NEW YORK CITY-Encouraged by the improved availability of debt and hungry for core assets, investors nonetheless now wonder whether a gradual recovery represents the new normal. So says PricewaterhouseCoopers’ Susan Smith, director of the firm’s real estate advisory practice and editor-in-chief of the quarterly Korpacz Real Estate Survey released Thursday. “It’s even more cemented in their minds this quarter that from an economic and fundamentals standpoint, across all geographies and property sectors, recovery will be painfully slow,” she tells GlobeSt.com.
The upshot of this slow pace, as investors see it, is that “we may be in a new type of operating environment,” Smith says. “A couple of respondents said they’re just trying to figure out how to survive and operate in this new atmosphere. It’s going to be this way for a long time. We may never go back to the kind of pricing and availability of debt we had” at the market’s 2006-2007 peak.

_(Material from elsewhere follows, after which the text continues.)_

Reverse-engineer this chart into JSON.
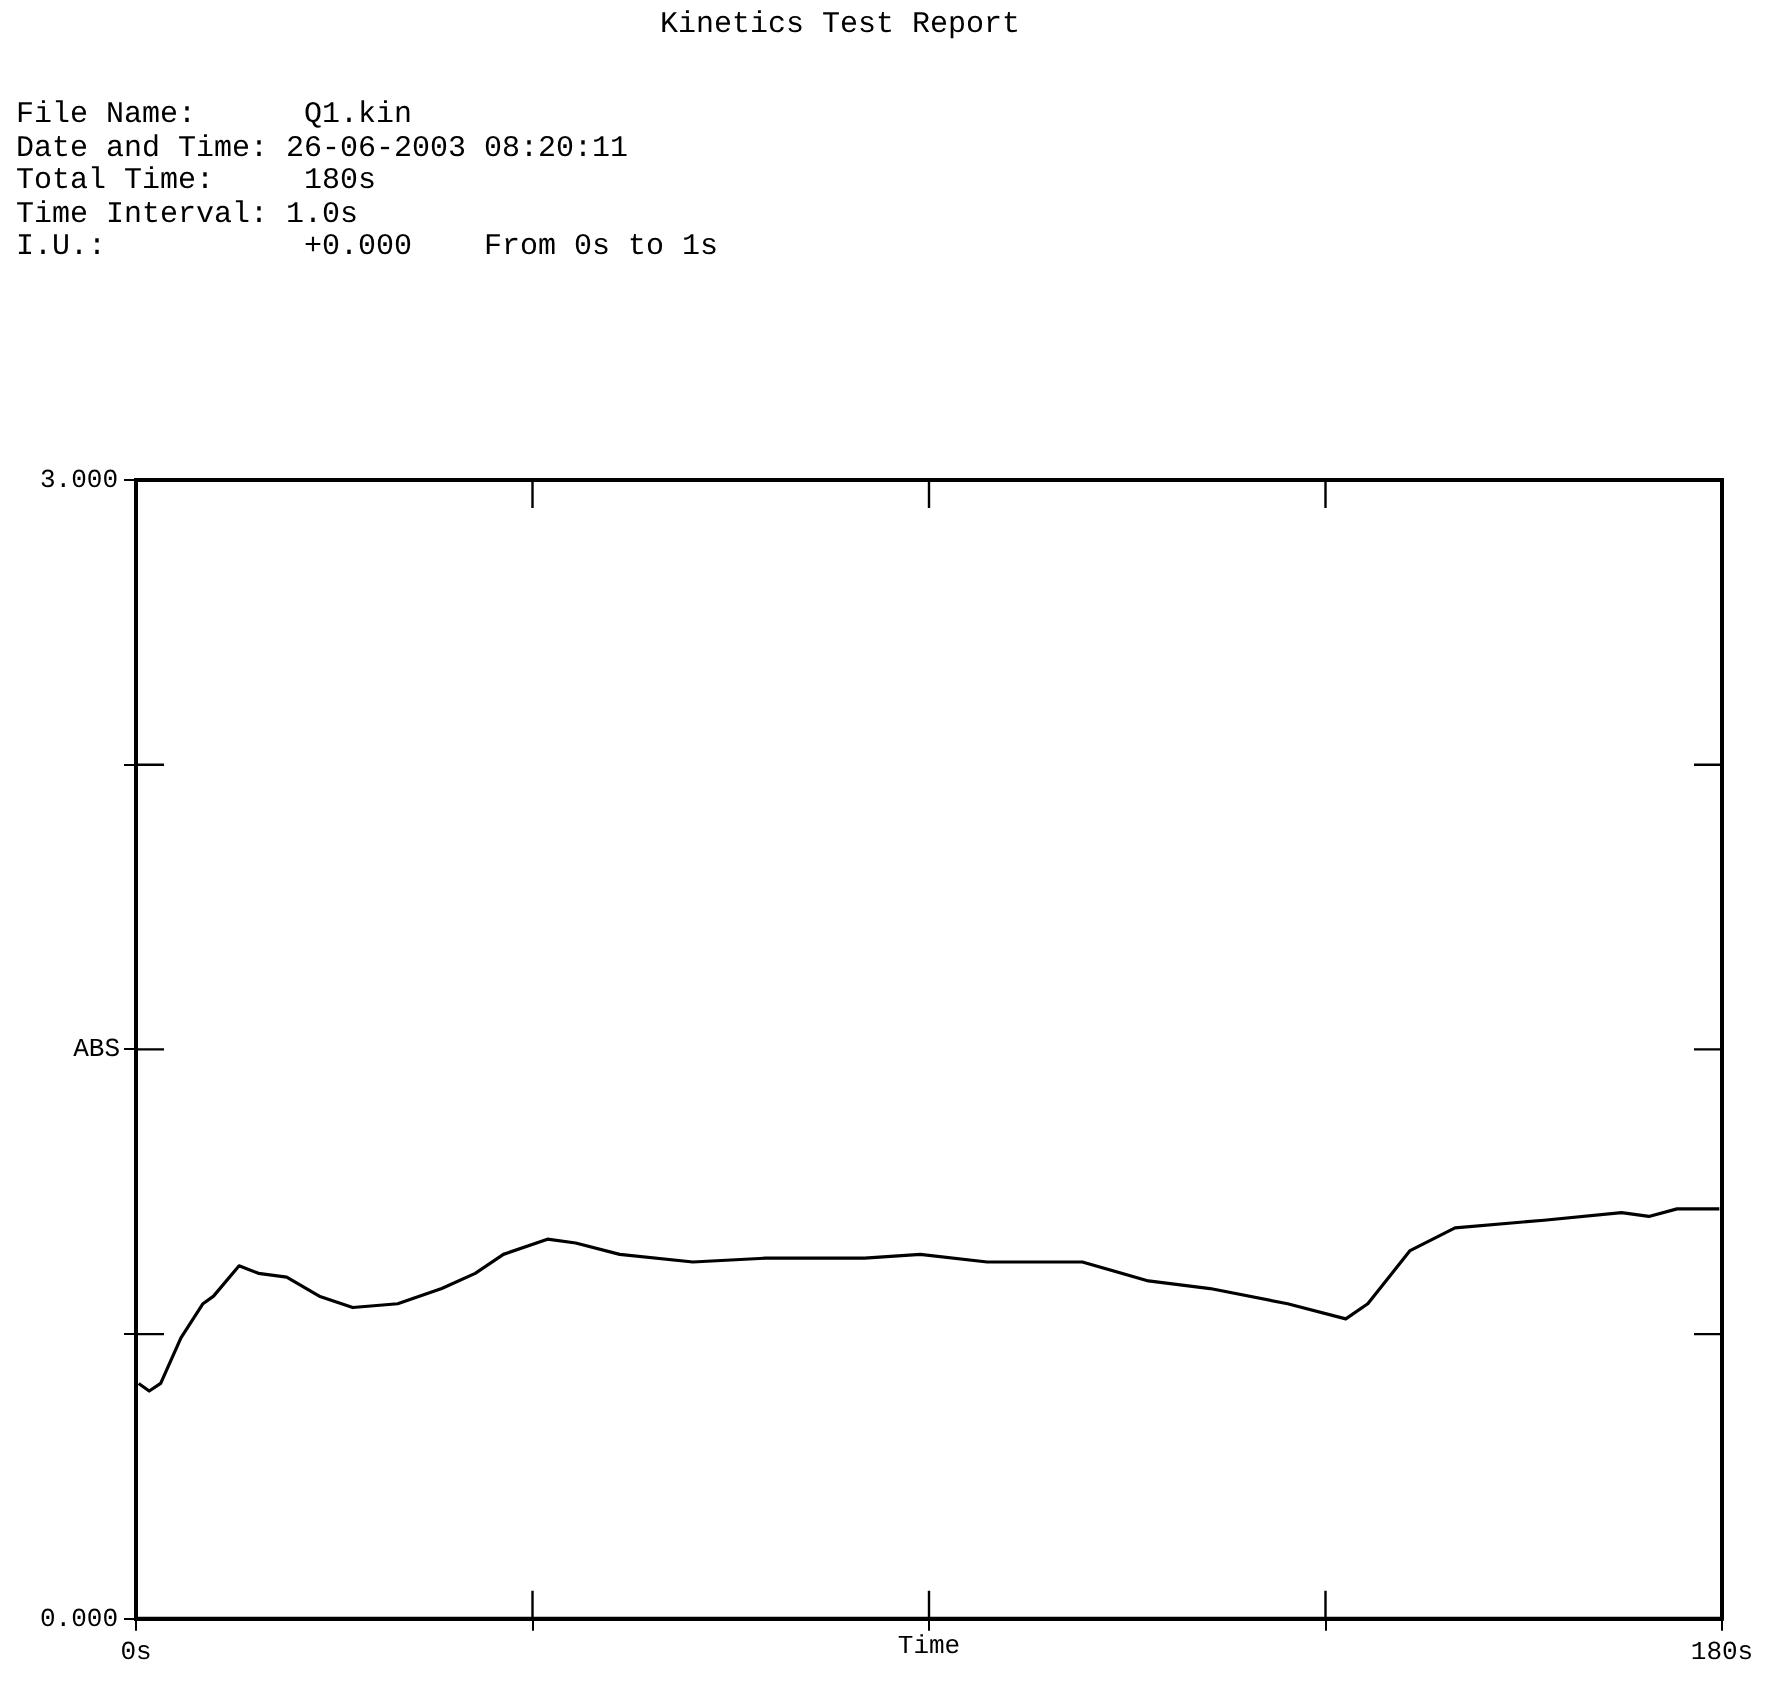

Investors responding to PwC’s quarterly survey have maintained this basic view for some time, but one dramatic change from a year earlier, or even six months ago, has been the resurgence in the credit markets. Some investors surveyed expressed surprise at just how quickly debt availability has rebounded over the past year.
Smith notes that one Washington, DC-based respondent told her would-be lenders were “tripping over themselves” to provide debt for that investor. At the same time, she adds, “underwriting is still tough. Nobody’s giving it away.”
Loan-to-value ratios remain especially stringent for office properties, and Smith says that’s likely to remain a constant for some time as office fundamentals lag the recovery. For apartments, it’s a different story. “Good quality multifamily assets can easily get 70.0% to 75.0% LTVs and even higher (80.0% to 85.0%) using GSEs, like Fannie Mae and Freddie Mac,” according to one investor quoted in the survey.
Both debt and equity continue to favor core assets, which remain in supply as short as demand is long. “While some investors are venturing into more opportunistic buys, that’s really not the norm,” says Smith.
The stampede after a handful of core-quality properties is helping drive capitalization rates down and prices up, Smith says. While some investors call this a “mini-bubble,” others chalk it up simply to the law of supply and demand.
“Once there’s more proof of the market recovering and that the depth of the recovery is really there, it’ll probably kind of fade away and balance out,” says Smith. Until then, she adds, investors are struggling with the question of whether the recovery and the appetite for real estate investment have “legs,” to use a term favored by some respondents. “Is it all a temporary blip, or are we really on the verge of something here? Some investors don’t buy it. They don’t see enough job growth and they don’t see what’s happening right now as sustainable.”
The flip side of that skepticism is that it anticipates buying opportunities down the road via “more pain to come” as the industry continues to deleverage. “Extend-and-pretend with all of these loans has helped, but many investors wonder if the banks have just been pushing off the inevitable,” Smith says. “If we do see the economy pick up, if we do have job growth and this spills over into leasing and consumer activity, then maybe we can have the economic rebound push ahead of the banks’ problems. But it’s a close race.”